Step 2: Install Spec Kit and define your constitution (this week)

# Install the Specify CLI
uv tool install specify-cli --from git+https://github.com/github/spec-kit.git@v0.4.0

# Initialize in your project
specify init --here --ai copilot

# Create your constitution
# In Copilot Chat:
/speckit.constitution Create principles focused on our architecture,
testing standards, security requirements, and code quality expectations

This gives you the governance layer. Every feature you build from this point forward will have structured specifications and constitutional compliance.

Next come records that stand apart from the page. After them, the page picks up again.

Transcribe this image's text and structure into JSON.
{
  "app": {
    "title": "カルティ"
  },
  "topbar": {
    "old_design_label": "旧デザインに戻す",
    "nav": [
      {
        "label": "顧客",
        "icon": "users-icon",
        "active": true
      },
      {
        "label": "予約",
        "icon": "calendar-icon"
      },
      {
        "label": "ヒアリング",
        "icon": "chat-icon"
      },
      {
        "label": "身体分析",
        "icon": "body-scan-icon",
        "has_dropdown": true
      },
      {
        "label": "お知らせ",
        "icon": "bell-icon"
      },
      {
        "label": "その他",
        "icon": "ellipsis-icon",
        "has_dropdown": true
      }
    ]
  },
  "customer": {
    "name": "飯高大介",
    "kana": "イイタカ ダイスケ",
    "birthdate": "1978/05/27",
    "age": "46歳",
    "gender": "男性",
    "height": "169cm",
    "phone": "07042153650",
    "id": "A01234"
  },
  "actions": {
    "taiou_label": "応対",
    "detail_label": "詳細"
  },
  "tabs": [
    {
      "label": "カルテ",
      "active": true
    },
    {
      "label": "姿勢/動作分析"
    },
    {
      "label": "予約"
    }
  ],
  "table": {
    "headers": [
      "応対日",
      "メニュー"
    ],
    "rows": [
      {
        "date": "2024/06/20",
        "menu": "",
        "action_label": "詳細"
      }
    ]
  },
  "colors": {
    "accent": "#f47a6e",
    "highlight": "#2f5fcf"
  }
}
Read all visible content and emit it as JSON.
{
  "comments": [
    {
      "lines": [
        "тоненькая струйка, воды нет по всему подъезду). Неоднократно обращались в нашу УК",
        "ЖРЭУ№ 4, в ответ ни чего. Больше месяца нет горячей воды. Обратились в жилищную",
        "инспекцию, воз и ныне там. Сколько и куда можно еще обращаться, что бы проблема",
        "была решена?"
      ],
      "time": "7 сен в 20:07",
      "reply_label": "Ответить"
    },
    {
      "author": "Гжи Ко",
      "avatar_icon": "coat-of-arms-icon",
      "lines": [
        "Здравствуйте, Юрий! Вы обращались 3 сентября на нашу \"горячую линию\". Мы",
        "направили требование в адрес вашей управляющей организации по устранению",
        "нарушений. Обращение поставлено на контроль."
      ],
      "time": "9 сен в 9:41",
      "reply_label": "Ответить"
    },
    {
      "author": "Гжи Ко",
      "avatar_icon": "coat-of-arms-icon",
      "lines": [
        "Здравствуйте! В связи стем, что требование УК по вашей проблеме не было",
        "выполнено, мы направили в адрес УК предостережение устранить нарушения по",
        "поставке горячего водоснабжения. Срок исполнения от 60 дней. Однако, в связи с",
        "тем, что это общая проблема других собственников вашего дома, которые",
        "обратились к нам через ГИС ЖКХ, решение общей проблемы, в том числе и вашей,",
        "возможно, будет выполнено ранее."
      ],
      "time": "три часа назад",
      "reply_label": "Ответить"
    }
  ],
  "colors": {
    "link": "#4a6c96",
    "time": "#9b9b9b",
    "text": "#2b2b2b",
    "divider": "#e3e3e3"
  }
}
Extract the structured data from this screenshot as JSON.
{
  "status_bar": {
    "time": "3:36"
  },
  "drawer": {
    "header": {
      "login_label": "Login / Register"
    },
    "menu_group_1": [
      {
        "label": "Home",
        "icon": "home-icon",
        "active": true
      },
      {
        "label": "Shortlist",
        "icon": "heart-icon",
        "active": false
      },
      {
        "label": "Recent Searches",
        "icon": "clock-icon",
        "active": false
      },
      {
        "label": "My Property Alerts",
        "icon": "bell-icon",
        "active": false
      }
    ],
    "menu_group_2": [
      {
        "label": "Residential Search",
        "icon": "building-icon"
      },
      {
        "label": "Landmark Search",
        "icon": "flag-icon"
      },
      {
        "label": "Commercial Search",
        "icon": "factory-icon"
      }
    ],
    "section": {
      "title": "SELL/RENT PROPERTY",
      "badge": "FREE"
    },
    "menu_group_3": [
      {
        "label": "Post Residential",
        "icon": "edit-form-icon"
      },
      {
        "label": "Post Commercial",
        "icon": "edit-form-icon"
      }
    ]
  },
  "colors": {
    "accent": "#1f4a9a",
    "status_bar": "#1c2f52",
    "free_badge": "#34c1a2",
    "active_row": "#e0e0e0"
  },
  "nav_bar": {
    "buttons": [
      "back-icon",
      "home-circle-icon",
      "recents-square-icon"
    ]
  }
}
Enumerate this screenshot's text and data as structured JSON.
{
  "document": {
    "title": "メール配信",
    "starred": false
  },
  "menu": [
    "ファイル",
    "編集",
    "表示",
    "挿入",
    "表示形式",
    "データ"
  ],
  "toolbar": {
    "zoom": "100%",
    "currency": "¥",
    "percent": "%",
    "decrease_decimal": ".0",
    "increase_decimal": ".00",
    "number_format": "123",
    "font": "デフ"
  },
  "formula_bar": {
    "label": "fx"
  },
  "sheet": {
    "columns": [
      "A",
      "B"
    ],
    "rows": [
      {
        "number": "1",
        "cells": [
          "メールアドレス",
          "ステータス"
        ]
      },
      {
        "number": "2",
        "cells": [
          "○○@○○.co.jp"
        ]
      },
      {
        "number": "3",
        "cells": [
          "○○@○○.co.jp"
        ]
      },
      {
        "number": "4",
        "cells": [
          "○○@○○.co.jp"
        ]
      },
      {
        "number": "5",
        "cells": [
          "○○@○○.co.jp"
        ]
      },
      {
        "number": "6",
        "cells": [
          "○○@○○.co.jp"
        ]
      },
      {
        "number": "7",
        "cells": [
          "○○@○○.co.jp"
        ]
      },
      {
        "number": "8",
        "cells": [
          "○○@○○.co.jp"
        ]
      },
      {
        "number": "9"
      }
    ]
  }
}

Step 3: Add APM when you need consistency across the team

# Install APM (Windows)
irm https://aka.ms/apm-windows | iex

# Install APM (Linux/macOS)
curl -sSL https://aka.ms/apm-unix | sh

# Add your first dependency
apm install microsoft/apm-sample-package#v1.0.0

# Commit apm.yml and apm.lock.yaml to your repository

Now every developer who clones the repository and runs apm install gets the same agent configuration.

Step 4: Bring in Squad when you are ready for multi-agent orchestration

# Install Squad
npm install -g @bradygaster/squad-cli

# Initialize in your project
squad init

# Open Copilot and set up the team
# "I'm starting a new project. Set up the team.
# Here's what I'm building: [describe your project]"

You don't need to adopt all four layers at once. Start with the foundation, add governance when specifications matter, add packaging when team consistency matters, and add orchestration when parallel throughput matters. Each layer provides value independently and composes naturally with the others.

The fragmentation problem is real, but the solutions exist. The teams that invest in this infrastructure now will find that their agentic workflows scale smoothly as AI capabilities continue to evolve, while teams that skip it will face the same configuration chaos that the JavaScript ecosystem faced before package.json became standard.

The tools are open source. The patterns are documented. The only question is when you start.